Adam dindarın önde gideni rüşvet alıyor, veriyor, askerden kaçıyor, vergi kaçırıyor, irtikap yapıyor, suistimal yapıyor.
Çok rahat, vicdanen rahat, uykuları rahat, toplum içinde rahat, cemaat içinde rahat, her yönden rahat.
Hatta böyle insanlar kendi cemaatlerinden de utanmıyorlar.
Esasen dikkatle bakarsanız müritlerin ve cemaatlerin hepsi de böyledir.
Yani cemaatten olanlar kendi cemaatlerinden çıkmış hırsızları, soysuzları, namussuzları ayıplamazlar, dışlamazlar.
Tam tersine sahip çıkarlar.
Neden?
Çok ilginç değil mi?
Bir bakın Fitnebaz Ağlayan Hoca Efendi Hazretleri cemaatine bakın.
Amaca ulaşana kadar her yol mübah değil mi?
Peki ya diğer cemaatler sanki farklı mı?
Dini kendine meze yaparak siyasi kariyer yapanların partisi nasıl?
AKP'li politikacıların siyasete başladıkları ve şimdiki durumları arasında nasıl bir fark var hiç ölçtünüz mü?
Misal Melik Gökçek olsun, misal Recep Tayyip ERDOĞAN(RTE) olsun, misal Bülent Arınç olsun.

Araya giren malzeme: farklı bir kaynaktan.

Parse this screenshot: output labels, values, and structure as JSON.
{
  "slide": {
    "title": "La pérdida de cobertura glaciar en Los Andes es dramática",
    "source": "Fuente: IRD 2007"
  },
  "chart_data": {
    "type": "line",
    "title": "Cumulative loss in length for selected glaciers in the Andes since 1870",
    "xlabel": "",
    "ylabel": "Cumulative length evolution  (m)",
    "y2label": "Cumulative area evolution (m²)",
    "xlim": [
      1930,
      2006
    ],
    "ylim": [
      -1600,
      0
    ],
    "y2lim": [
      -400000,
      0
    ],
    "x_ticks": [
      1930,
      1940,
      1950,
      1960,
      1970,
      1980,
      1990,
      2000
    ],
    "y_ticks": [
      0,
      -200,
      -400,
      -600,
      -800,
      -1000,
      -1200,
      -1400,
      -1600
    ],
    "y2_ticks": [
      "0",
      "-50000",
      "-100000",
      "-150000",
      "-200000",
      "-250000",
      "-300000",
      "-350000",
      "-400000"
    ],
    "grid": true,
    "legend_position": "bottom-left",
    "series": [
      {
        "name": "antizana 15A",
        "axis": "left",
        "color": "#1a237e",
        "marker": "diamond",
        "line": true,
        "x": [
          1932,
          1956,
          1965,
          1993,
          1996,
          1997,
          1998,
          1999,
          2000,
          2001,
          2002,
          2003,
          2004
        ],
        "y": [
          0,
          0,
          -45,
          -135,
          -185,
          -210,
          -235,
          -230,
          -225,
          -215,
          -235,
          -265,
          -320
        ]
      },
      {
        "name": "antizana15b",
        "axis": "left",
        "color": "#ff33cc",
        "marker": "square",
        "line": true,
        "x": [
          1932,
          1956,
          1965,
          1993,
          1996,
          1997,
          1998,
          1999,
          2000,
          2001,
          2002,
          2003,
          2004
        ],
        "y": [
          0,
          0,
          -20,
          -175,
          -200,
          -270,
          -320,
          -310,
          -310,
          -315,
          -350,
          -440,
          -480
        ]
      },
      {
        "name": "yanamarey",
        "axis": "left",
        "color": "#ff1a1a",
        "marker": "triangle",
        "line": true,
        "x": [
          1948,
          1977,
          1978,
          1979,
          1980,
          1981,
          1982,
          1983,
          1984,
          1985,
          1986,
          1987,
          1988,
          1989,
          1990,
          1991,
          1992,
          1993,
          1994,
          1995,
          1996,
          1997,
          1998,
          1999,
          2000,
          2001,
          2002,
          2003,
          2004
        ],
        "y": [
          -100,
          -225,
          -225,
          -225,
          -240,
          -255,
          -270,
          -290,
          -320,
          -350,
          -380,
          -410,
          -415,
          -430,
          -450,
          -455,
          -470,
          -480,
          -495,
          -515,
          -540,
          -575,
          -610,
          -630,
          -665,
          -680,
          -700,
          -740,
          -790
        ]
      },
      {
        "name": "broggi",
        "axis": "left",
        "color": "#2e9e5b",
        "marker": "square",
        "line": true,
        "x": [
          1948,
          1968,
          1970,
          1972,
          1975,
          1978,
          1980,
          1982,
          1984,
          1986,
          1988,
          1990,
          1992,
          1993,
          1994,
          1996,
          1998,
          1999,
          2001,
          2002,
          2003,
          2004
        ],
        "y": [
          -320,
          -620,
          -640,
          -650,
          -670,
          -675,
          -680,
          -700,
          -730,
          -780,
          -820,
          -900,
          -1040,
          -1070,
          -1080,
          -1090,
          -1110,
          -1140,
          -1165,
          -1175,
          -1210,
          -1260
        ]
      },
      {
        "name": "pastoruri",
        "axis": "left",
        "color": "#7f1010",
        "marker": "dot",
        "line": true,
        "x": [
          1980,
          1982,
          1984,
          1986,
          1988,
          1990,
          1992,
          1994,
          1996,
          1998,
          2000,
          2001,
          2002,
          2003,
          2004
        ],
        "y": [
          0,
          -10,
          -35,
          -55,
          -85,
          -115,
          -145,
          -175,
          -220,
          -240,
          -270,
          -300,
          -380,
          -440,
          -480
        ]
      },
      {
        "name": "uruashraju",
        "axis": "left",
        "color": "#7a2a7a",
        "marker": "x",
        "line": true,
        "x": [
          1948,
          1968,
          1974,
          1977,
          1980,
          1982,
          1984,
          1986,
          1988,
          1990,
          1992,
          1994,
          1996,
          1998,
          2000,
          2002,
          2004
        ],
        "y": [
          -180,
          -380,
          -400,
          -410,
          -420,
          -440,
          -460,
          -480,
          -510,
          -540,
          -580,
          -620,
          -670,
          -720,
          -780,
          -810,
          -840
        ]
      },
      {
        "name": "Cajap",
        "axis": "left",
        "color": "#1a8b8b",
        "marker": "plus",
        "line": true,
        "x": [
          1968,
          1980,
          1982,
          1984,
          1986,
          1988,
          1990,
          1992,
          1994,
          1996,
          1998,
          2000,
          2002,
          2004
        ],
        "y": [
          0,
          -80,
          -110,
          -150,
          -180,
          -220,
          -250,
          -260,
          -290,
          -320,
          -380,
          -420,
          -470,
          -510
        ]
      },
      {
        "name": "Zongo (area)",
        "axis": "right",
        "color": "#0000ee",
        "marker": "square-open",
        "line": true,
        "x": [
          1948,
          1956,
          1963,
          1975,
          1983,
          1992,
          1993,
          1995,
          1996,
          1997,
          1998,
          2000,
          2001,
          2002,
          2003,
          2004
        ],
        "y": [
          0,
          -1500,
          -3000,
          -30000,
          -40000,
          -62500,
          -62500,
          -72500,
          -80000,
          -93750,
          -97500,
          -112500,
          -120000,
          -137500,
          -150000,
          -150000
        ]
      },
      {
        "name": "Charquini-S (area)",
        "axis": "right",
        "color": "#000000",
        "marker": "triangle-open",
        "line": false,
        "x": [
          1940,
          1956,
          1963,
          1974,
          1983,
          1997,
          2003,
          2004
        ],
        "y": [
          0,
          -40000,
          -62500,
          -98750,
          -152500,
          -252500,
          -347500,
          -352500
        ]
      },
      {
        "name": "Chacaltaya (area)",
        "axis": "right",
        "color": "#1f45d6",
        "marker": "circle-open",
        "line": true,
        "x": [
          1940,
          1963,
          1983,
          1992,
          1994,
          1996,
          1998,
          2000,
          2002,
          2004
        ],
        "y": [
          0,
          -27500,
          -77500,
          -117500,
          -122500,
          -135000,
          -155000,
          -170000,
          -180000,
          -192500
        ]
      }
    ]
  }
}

Ayakkabıları pençeli gezen adamlar dolar milyoneri değil, milyarderi olmuşlar.
Normalde beş kuşak alın teri dökerek ulaşılabilecek bir zenginliğe onbeş yirmi yılda ulaşmışlar.
Ve bütün bu süre içerisinde ağızlarından din, iman, ahlak, namus, Allah, peygamber lafı düşmemiş.
Kocabaşlar böyle de, kasaba, köy mürtecileri farklı mı sanki?
Onlar da aynı.
Siyaset temelde kişisel ikbal yolu.
Rant paylaşımı sistemi.
Bir tür yağma sistemi.
Ama üstünde bolca din, iman, Allah sosu var.
Dindarlar kendi aralarındaki hukuka son derece dikkat ederler, bunda bir sıkıntı yok.
Ama, cemaat dışındaki toplumun hukuku hiçbir dini gurup ve cemaat için bir değer taşımaz.
Özellikle de devletin hukuku hiç ama hiç değer taşımaz.
Neden?
Bütün cemaatler açısından devlet tam olarak domuzdur.
Domuzdan kıl koparsan kardır gözüyle bakarlar.
Yine neden?
Ben mürtecilerin, dindarların samimi olduğunu düşünüyorum.
Bunların tek taraflı namus ve ahlak anlayışlarının İslami temelleri var.
Size onu anlatacağım.
Yani adam ben yere tüküreyim, ama benim önüme tüküren olmasın.
Ben başkalarının karısına kızına pandik atayım, ama başkaları benimkine atamasın.
Ben arabamı dilediğim yere park edeyim ama başkaları benim dükkanımın, evimin önününe park edemesin.
Ben çalayım, başkası benden çalamasın derken bu tek taraflı ahlak anlayışının hep bir temeli var.
Onu anlatacağım.
Tevbe Suresi (9) bütün olup bitenlere kaynak olarak gösterilmektedir.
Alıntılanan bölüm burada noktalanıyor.